I wielded a poetic wand, and had but to touch
a phenomenon to make it render up to me its moral significance. Every
landscape is, as it were, a state of the soul, and whoever penetrates
into both is astonished to find how much likeness there is in each
detail. True poetry is truer than science, because it is synthetic, and
seizes at once what the combination of all the sciences is able at most
to attain as a final result. The soul of nature is divined by the poet;
the man of science, only serves to accumulate materials for its
demonstration.
November 6, 1852.--I am capable of all the passions, for I bear them all
within me. Like a tamer of wild beasts, I keep them caged and lassoed,
but I sometimes hear them growling. I have stifled more than one nascent
love. Why? Because with that prophetic certainty which belongs to moral
intuition, I felt it lacking in true life, and less durable than myself.

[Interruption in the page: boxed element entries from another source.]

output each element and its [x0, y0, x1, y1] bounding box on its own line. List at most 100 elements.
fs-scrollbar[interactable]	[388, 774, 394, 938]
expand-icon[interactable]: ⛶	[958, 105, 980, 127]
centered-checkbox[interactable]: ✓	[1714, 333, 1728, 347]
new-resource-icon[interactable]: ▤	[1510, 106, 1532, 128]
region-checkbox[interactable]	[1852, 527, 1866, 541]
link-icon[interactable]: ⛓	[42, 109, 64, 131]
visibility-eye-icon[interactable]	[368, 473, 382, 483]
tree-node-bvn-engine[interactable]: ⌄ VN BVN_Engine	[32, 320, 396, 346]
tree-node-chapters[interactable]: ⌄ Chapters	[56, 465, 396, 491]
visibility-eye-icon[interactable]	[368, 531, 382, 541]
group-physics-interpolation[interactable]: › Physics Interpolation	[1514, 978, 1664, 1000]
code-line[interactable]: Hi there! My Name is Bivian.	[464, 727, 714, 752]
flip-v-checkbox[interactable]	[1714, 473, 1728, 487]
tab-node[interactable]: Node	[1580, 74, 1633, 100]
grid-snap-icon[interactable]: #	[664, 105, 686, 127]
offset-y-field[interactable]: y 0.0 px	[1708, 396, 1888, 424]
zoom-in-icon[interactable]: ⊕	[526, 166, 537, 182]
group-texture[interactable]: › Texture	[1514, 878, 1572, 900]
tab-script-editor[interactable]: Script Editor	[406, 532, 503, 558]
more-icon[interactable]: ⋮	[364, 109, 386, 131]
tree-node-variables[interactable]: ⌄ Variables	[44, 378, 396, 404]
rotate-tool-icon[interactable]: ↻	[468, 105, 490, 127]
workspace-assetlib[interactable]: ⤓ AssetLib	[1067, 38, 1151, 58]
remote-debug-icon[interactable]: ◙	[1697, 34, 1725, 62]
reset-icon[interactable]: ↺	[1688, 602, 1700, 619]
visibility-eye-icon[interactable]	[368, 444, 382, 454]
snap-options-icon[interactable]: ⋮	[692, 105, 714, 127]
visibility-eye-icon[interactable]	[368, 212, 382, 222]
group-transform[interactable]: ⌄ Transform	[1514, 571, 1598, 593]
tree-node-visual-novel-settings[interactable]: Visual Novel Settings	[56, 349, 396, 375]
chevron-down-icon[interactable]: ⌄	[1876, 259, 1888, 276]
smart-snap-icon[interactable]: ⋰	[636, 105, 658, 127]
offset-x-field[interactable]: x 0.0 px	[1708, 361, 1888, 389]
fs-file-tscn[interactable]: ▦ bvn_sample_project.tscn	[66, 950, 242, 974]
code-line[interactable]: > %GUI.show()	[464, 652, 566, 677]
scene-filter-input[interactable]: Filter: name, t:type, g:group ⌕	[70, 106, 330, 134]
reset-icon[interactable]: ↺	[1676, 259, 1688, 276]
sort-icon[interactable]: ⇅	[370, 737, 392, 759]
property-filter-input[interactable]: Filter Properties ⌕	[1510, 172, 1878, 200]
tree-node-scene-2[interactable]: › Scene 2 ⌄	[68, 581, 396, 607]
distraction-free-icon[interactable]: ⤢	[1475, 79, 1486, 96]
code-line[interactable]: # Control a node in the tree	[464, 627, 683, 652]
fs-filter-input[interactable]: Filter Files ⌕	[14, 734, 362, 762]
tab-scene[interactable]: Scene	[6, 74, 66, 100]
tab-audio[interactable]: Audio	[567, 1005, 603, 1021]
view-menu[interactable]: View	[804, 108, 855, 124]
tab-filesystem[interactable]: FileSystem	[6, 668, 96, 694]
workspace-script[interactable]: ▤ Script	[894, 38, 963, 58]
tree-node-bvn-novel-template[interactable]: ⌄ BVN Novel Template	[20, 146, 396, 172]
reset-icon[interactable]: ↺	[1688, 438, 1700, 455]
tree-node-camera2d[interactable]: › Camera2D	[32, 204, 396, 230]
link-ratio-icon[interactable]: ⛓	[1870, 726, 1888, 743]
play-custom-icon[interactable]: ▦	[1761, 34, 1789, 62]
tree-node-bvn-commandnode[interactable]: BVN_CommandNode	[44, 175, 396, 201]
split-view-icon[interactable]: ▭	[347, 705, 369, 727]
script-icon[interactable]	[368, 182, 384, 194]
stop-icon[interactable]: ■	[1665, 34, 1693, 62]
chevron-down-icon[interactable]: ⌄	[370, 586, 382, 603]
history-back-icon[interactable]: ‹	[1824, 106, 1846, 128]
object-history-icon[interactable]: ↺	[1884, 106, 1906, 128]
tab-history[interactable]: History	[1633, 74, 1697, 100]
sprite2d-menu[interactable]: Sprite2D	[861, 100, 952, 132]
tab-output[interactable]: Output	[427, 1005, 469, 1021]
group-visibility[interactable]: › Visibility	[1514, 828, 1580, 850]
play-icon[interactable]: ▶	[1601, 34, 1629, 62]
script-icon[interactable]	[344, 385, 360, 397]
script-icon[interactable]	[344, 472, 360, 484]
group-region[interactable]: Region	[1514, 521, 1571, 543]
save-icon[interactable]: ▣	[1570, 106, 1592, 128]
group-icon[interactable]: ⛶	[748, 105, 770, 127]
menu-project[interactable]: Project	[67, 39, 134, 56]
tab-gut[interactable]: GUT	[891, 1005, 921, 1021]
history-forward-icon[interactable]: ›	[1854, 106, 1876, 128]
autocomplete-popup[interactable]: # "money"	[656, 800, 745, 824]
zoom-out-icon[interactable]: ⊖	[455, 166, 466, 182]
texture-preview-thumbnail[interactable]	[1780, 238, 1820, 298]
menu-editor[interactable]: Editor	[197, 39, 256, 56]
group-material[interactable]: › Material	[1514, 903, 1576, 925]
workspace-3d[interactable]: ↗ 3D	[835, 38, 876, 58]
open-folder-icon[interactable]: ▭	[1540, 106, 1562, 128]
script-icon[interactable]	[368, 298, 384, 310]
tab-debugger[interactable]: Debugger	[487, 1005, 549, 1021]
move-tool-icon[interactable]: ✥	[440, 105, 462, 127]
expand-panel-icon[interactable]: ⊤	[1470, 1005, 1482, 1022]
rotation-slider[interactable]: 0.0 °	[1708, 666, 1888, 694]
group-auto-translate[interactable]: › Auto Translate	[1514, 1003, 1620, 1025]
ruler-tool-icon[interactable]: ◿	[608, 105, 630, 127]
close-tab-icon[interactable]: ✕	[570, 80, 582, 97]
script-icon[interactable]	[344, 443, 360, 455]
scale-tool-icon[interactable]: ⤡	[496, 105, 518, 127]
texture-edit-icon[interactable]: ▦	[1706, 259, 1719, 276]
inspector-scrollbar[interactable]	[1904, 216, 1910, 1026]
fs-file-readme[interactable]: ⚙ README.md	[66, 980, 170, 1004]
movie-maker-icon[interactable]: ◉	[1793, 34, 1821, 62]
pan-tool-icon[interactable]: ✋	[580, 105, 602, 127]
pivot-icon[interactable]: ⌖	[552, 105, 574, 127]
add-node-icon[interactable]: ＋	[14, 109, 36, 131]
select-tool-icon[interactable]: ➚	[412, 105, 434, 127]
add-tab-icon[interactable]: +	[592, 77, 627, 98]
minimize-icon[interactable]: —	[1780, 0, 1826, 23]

I choked it down in the name of the supreme affection to come. The loves
of sense, of imagination, of sentiment, I have seen through and rejected
them all; I sought the love which springs from the central profundities
of being. And I still believe in it. I will have none of those passions
of straw which dazzle, burn up, and wither; I invoke, I await, and I
hope for the love which is great, pure and earnest, which lives and
works in all the fibres and through all the powers of the soul.